TURİST AVCISI TİCARİ TAKSİCİ ÜÇ DEFA DOLANDIRDI
Turist avcısı bazı ticari taksicilere yönelik çalışmalar da yapan sivil polisler Beyoğlu, Sultanahmet ve Eminönü başta olmak üzere turistlerin yoğun bulunduğu bölgelerde turist kılığına giriyor. Taksilerine binen turist müşteri kılığındaki polislerin verdiği 50 liralık banknotları el çabukluklarını kullanarak 5'er liralık banknotlarla değiştiren ve "Beş lira verdiniz" diyerek dolandırıcılık yapmaya kalkışan 58 taksici geçtiğimiz yıl gözaltına alındı. Hüseyin B. (42) isimli taksici, 50 liralık banknotu üç defa üst üste "Beş lira verdiniz" diyerek turist rolünde olan sivil polise geri verince suçüstü yakalandı ve tutuklandı.

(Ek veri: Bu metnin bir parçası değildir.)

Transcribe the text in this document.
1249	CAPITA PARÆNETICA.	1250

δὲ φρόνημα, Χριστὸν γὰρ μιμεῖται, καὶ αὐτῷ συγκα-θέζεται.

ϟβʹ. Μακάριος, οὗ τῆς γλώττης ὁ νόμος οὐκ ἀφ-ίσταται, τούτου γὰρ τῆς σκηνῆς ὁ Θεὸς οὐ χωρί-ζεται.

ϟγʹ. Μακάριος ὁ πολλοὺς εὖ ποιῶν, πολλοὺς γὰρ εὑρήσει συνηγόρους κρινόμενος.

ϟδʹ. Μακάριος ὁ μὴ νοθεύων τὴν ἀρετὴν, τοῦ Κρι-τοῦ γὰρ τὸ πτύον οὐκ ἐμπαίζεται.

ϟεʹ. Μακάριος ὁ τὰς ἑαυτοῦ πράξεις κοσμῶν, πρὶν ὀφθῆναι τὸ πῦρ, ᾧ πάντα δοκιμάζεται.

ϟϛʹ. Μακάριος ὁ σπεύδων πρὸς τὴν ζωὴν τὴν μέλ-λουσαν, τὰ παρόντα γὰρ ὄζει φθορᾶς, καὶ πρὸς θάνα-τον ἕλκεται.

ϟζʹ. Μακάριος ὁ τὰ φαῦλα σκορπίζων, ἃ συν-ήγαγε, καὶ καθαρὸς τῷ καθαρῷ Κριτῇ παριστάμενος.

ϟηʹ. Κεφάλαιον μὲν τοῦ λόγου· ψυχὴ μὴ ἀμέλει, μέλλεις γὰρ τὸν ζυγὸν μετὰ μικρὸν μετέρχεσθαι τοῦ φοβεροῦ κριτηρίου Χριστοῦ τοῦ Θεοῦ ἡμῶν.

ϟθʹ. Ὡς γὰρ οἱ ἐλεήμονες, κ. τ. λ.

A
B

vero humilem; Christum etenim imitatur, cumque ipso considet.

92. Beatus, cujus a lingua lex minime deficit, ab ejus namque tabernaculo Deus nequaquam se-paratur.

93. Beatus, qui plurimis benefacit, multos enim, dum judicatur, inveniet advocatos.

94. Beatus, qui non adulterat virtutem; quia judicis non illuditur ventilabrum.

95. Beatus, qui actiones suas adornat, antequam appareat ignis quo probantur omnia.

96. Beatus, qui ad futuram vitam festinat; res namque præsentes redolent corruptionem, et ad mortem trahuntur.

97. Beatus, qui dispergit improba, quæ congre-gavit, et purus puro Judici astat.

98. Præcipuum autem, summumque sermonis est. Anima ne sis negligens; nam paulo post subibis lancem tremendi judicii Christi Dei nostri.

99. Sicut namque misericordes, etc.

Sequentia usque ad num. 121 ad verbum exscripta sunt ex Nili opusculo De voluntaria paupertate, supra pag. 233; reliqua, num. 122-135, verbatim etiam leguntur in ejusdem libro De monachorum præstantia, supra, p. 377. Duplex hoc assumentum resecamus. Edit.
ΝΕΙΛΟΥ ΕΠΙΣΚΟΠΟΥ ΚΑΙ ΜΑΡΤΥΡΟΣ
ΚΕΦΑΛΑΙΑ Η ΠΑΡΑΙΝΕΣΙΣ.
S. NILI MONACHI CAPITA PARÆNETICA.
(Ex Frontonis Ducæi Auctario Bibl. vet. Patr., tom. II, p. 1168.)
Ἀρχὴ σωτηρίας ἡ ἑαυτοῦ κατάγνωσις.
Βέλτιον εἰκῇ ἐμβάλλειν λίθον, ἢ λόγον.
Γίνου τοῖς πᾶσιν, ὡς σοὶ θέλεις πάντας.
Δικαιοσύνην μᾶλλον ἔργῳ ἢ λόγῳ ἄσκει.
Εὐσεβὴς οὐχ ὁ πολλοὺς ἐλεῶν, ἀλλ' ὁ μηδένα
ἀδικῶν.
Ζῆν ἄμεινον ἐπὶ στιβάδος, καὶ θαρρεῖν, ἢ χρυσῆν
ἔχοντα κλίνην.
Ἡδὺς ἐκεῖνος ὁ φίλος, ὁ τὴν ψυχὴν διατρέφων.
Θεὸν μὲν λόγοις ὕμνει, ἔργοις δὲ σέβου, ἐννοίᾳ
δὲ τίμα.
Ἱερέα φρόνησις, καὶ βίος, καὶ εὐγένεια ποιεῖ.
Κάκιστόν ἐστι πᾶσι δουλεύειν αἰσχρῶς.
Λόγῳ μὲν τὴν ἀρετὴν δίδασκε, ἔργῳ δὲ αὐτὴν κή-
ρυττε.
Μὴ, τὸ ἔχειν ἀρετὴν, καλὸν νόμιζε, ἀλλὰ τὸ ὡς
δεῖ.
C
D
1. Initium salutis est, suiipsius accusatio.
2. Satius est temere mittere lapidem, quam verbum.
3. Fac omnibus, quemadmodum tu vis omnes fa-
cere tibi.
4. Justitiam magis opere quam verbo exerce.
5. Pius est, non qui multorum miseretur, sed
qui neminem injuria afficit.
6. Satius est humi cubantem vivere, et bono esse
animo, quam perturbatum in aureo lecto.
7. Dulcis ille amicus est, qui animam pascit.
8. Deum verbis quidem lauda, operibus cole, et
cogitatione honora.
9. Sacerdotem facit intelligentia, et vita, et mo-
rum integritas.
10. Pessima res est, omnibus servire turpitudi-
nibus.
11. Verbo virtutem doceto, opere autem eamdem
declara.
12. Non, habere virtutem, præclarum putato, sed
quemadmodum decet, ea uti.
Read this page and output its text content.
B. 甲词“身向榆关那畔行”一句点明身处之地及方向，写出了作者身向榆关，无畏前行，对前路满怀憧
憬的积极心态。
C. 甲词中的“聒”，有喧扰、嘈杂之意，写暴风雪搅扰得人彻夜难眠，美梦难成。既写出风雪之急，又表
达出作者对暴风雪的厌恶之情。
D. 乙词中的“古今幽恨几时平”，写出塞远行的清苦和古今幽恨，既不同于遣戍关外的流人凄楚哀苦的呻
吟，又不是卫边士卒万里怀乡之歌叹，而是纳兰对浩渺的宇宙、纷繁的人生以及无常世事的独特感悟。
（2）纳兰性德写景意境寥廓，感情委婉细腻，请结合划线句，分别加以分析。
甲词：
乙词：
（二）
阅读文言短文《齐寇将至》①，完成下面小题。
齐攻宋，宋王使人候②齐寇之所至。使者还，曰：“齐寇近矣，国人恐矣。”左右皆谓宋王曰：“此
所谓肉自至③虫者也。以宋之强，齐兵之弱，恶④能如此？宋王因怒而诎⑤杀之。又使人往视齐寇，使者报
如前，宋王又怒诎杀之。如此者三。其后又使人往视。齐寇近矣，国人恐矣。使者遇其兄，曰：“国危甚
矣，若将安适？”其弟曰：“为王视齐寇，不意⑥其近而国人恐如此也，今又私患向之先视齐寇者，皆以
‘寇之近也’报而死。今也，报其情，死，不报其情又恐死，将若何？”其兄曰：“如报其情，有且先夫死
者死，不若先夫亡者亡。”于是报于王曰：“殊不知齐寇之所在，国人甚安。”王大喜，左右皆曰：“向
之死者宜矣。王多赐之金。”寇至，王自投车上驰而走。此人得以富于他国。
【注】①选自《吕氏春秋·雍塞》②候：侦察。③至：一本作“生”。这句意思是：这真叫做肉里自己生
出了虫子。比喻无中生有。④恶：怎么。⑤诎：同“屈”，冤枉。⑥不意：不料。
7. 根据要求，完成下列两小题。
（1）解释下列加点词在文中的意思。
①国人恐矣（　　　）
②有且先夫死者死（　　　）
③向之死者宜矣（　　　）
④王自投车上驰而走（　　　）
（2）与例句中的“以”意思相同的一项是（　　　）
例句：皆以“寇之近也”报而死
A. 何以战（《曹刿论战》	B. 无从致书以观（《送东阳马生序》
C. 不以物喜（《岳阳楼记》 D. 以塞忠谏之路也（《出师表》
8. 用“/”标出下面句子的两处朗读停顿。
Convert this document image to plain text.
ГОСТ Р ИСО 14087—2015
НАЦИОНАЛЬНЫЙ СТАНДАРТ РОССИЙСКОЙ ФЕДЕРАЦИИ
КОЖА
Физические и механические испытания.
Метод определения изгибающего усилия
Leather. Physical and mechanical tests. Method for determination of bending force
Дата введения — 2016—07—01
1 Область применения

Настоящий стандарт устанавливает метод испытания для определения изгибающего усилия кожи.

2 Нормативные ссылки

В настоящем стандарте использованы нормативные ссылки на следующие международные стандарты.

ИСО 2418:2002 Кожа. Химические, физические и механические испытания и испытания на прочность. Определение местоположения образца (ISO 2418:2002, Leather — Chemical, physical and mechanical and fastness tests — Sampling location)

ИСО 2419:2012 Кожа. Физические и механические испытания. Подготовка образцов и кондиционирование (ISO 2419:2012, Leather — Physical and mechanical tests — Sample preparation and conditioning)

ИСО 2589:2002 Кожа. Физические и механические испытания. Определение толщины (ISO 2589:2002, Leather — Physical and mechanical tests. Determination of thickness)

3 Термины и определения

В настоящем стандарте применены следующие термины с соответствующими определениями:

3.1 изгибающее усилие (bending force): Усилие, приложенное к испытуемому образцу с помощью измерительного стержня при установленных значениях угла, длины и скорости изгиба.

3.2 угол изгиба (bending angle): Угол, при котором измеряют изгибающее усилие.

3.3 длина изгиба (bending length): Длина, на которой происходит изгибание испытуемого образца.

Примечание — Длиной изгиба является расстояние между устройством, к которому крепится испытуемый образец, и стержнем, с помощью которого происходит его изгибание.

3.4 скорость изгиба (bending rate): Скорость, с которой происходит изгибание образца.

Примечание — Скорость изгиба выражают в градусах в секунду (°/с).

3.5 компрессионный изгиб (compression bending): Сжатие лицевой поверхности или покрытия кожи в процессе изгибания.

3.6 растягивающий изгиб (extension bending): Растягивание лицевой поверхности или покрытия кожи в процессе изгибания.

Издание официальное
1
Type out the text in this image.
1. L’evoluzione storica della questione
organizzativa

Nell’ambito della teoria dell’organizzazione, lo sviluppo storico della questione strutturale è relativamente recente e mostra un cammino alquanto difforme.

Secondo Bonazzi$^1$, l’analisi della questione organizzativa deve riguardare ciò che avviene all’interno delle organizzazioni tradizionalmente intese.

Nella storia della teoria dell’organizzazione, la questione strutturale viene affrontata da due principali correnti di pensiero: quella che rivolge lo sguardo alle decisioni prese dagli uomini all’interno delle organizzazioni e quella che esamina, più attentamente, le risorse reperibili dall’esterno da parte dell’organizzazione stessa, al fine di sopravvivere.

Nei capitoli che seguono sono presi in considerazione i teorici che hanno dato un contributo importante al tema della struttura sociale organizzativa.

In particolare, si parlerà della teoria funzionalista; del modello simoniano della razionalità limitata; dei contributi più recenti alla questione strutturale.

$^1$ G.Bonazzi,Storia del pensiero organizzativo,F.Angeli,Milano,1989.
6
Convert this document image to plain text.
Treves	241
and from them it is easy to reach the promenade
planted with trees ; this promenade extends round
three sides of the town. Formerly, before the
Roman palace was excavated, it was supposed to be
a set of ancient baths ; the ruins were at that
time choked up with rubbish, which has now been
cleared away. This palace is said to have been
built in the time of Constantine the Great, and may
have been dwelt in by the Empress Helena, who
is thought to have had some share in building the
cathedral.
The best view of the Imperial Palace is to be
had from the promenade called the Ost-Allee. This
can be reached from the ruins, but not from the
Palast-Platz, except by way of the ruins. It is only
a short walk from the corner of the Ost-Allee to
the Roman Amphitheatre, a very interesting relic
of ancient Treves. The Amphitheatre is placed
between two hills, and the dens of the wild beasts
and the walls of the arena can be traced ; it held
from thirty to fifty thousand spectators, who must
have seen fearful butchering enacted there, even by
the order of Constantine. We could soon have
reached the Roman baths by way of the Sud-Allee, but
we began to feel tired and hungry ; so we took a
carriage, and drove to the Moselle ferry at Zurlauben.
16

SAHTE POLİSLER GÜVEN TİMİNE KİMLİK SORARSA...
Polis oldukları anlaşılmayan sivil güven timleri de, Asayiş Şube Müdürlüğü Gasp Büro Amirliği gibi sahte polislerin peşinden koşuyor. İstanbul'da rastgele durdurdukları kişilere kendilerini polis olarak tanıtarak kimlik kontrolü yapan ve çevirdikleri kişilerin üzerlerindeki paralar ile telefon veya saat gibi değerli eşyalara 'İnceleyeceğiz' diyerek el koyan iki sahte polis geçtiğimiz aylarda suçüstü yakalandı. Beşiktaş'ta sivil güven timlerini hedef alarak durduran ve baltayı taşa vuran iki zanlıdan sahte polis kimliği çıktı. "Kimliği görebilir miyiz" diyen güven timine sahte kimlik gösteren zanlılar tutuklandı.